Thursday August 9, 2012
Puppy thrown into manhole: Monsters in our midst
WHEEL POWER by ANTHONY THANASAYAN
I WEPT when I read the horrible news last weekend. Many animal-lovers were just as distraught. The news media reported that two young foreign students threw a helpless puppy into a manhole before running away. And they had a good chuckle over it. The heinous act was caught on video by an accomplice who had no qualms about filming the sorry episode. The incident, we were told, took place in Cyberjaya some time in June.
The video went viral after it was uploaded to YouTube. I couldn’t bring myself to watch it. The photo stills on print were enough to give me an inkling of the kind of nightmare the puppy called Kanilla went through. I agonised over the fate of the pup. Instead of being treated to a game of catch in the park with the boys, Kanilla had no idea that she was bound on a one-way trip to hell.
Even now, the thought of it makes my blood curdle and my heart wants to scream and demand the same treatment for the perpetrators. But then again, no. For that would turn me into the very monster that the world does not want.
To help me come to terms with Kanilla’s cruel fate, I try to focus on all the good that animals, especially dogs, have contributed to my life as a person born with a disability.
One of the first pets I had was good ol’ Brutus, a mongrel. Brutus came into my life shortly after I became unable to walk and was confined to the house because the school which I attended refused to build a wheelchair-friendly toilet.
Whilst the rest of my siblings were in school, it was Brutus who kept me company through all those lonely, boring days.
When I was 10, and started using the wheelchair, the canine became my confidante as I poured out my heart to him.
A few years later when I entered my teens, Cindy took over. She learnt to sit firmly on the footrest of my wheelchair as I wheeled around the neighbourhood. Cindy made me proud to be disabled.
Vai, a Rottweiler, came into my life when I was much older. He taught me to accept my disability and move on. Vai was able to get through to me where health professionals failed. As I learnt to attend to his needs, I started to look after myself just so I could stay out of hospital and be with him.
Reba, a Shetland sheepdog, is a real life-saver. She monitors my paralysed legs daily and zeroes in on any wounds that appear so that I can get them treated immediately.
Zhar, a Doberman, is now officially the new maid in my house. He picks up everything that I drop on the floor and passes it to me.
I know of numerous disabled Malaysians whose dogs have enhanced their quality of life. I know a quadriplegic whose Rottweiler gives him a reason to live after his motor accident.

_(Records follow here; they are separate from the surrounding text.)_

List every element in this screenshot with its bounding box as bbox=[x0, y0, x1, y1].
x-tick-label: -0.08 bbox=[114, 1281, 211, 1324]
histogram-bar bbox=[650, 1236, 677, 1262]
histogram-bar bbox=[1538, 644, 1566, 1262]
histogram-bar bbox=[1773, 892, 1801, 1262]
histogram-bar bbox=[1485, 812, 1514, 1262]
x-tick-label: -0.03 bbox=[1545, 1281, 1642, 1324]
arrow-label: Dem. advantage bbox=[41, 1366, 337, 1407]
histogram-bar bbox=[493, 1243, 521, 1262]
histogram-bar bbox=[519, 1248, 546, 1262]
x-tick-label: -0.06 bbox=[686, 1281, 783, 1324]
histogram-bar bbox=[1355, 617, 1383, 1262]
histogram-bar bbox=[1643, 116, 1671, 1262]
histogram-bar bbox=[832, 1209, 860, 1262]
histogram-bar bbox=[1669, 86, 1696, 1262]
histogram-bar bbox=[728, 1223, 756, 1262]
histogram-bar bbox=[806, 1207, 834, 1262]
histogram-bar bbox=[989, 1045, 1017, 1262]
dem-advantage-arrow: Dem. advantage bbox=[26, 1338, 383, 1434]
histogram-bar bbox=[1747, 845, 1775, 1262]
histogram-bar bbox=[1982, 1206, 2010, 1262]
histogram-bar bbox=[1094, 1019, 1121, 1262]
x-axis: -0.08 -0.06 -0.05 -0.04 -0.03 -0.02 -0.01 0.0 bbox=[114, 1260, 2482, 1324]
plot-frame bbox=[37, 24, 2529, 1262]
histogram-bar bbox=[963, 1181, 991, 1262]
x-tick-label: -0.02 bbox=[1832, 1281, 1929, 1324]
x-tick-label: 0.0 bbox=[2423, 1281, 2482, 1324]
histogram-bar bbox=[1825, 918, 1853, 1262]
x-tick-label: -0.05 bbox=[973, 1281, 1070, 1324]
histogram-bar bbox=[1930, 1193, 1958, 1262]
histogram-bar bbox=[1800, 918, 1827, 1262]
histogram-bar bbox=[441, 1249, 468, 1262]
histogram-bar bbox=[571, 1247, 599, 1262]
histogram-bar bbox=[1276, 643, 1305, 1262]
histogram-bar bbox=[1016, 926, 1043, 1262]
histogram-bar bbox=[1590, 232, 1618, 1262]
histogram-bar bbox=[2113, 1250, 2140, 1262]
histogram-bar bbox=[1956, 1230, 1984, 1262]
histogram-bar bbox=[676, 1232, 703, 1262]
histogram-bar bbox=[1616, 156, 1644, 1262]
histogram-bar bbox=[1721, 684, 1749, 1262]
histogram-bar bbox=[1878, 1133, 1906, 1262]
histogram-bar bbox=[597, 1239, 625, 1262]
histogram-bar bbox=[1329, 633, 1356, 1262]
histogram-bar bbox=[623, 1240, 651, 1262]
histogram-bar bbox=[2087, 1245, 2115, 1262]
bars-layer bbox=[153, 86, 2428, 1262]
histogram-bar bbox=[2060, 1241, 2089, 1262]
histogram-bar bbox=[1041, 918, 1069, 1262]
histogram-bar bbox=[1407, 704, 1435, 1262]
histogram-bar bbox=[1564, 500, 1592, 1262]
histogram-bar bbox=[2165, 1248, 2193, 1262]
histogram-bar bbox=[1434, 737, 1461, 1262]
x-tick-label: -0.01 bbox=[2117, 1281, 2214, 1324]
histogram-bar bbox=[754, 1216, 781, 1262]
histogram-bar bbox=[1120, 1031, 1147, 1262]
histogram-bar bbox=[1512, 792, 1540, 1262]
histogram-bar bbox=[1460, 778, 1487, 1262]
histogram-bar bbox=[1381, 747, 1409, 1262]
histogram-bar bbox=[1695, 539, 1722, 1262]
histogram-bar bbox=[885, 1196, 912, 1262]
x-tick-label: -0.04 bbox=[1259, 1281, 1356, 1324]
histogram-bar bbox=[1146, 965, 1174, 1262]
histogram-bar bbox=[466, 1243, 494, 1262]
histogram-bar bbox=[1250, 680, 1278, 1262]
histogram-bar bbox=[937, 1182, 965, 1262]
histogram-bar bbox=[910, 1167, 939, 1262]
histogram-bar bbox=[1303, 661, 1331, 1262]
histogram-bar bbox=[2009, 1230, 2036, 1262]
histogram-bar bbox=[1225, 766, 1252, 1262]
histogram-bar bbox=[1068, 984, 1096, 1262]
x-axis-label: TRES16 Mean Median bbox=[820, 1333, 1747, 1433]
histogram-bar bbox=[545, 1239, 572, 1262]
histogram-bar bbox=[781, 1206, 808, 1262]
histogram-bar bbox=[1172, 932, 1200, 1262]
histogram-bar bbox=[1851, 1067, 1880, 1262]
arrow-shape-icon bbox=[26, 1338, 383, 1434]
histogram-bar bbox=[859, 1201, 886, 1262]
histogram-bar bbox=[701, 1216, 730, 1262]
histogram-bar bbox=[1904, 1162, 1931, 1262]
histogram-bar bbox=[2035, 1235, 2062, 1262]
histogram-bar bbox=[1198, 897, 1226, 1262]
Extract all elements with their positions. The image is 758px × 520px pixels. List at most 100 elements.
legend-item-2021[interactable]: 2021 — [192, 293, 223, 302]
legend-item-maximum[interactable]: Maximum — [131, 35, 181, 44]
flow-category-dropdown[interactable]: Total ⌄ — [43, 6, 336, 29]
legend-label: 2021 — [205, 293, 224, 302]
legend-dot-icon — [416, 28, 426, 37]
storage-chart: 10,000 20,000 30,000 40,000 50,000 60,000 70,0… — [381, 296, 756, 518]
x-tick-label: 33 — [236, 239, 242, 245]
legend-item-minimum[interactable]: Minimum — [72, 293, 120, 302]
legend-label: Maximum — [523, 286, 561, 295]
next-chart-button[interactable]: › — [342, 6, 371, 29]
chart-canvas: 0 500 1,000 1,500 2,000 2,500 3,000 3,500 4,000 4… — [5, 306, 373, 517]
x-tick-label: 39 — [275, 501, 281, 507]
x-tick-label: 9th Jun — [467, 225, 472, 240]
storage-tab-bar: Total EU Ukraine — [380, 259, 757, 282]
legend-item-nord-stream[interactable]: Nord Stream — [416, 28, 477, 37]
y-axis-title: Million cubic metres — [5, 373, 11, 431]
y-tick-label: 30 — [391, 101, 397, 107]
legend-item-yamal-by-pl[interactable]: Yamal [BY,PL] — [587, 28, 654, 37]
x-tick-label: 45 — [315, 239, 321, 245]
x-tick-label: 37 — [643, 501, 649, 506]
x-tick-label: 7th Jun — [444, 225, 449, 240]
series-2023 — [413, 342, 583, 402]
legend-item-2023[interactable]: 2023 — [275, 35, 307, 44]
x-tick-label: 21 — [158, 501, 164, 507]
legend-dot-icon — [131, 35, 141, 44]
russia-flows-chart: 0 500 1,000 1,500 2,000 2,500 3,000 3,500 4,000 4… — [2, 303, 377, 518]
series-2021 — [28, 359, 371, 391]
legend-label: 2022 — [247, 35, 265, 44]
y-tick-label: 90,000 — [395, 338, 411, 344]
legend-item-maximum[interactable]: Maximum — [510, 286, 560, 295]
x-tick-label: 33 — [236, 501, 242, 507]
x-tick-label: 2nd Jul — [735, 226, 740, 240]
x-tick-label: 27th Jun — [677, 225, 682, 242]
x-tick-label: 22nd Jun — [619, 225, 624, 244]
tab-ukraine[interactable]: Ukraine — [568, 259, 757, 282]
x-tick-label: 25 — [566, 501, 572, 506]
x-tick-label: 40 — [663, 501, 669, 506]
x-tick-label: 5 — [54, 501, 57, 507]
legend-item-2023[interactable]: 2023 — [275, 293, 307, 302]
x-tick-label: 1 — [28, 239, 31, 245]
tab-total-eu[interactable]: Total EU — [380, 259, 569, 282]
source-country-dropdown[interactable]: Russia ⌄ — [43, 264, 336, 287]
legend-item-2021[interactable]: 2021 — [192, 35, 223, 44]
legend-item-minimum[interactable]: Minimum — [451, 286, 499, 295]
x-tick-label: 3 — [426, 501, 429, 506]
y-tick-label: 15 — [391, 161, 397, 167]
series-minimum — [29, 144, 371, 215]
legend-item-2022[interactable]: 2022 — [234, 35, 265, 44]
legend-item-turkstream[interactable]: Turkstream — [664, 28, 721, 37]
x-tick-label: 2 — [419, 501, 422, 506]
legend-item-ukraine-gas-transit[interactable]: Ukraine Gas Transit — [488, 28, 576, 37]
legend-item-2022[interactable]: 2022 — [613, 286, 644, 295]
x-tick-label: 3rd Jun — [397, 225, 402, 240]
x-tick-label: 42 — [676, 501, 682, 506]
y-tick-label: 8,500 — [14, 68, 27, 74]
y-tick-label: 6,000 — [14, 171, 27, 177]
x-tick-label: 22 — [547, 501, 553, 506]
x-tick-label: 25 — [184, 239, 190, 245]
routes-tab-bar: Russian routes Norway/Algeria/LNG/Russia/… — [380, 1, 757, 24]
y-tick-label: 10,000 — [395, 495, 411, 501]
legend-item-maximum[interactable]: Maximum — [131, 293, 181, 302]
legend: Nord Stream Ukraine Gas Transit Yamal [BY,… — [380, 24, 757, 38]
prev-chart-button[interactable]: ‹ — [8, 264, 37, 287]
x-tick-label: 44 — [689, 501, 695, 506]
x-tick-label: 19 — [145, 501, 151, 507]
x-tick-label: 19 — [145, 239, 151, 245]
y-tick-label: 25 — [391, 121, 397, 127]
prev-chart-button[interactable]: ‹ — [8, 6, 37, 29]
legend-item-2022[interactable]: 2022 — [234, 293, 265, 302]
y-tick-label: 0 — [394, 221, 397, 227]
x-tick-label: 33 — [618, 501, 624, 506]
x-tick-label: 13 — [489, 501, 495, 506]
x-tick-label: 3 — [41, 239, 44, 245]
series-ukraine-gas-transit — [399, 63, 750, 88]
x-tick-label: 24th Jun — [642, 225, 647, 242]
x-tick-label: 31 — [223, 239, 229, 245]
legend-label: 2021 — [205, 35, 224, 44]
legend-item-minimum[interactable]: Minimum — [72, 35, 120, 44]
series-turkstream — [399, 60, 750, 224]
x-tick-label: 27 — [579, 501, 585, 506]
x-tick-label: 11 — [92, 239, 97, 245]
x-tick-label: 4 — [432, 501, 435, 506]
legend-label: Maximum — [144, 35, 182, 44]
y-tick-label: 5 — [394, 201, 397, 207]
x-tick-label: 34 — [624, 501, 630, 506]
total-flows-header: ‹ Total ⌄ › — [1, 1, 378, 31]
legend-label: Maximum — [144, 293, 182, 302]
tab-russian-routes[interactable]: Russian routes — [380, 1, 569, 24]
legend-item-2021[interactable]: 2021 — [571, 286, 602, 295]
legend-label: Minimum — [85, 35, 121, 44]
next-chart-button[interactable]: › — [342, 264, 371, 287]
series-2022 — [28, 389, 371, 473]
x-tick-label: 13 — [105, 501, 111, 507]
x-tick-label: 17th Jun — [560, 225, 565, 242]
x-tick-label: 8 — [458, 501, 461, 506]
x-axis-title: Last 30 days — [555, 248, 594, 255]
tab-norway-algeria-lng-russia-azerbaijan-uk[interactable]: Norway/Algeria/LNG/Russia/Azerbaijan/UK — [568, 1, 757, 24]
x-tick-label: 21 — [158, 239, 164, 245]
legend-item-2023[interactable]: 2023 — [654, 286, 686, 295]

There’s also another mongrel that helps an amputee stay positive at all times instead of sinking into depression.
And who can forget my friend, a mum of two disabled children, who says her Buster’s wagging tail and loving licks keep her motivated to help her children all day.
I have no doubt that if Kanilla were alive today, she (and others like her) could be trained to be special companions to people in need of friendship and love. I pray that her tormentors will get what they deserve from the authorities.
And for those of us who are outraged by what happened to Kanilla, let us keep her memory alive and remember that dogs are indeed man’s best friend. Their contributions to society must be respected and protected at all costs.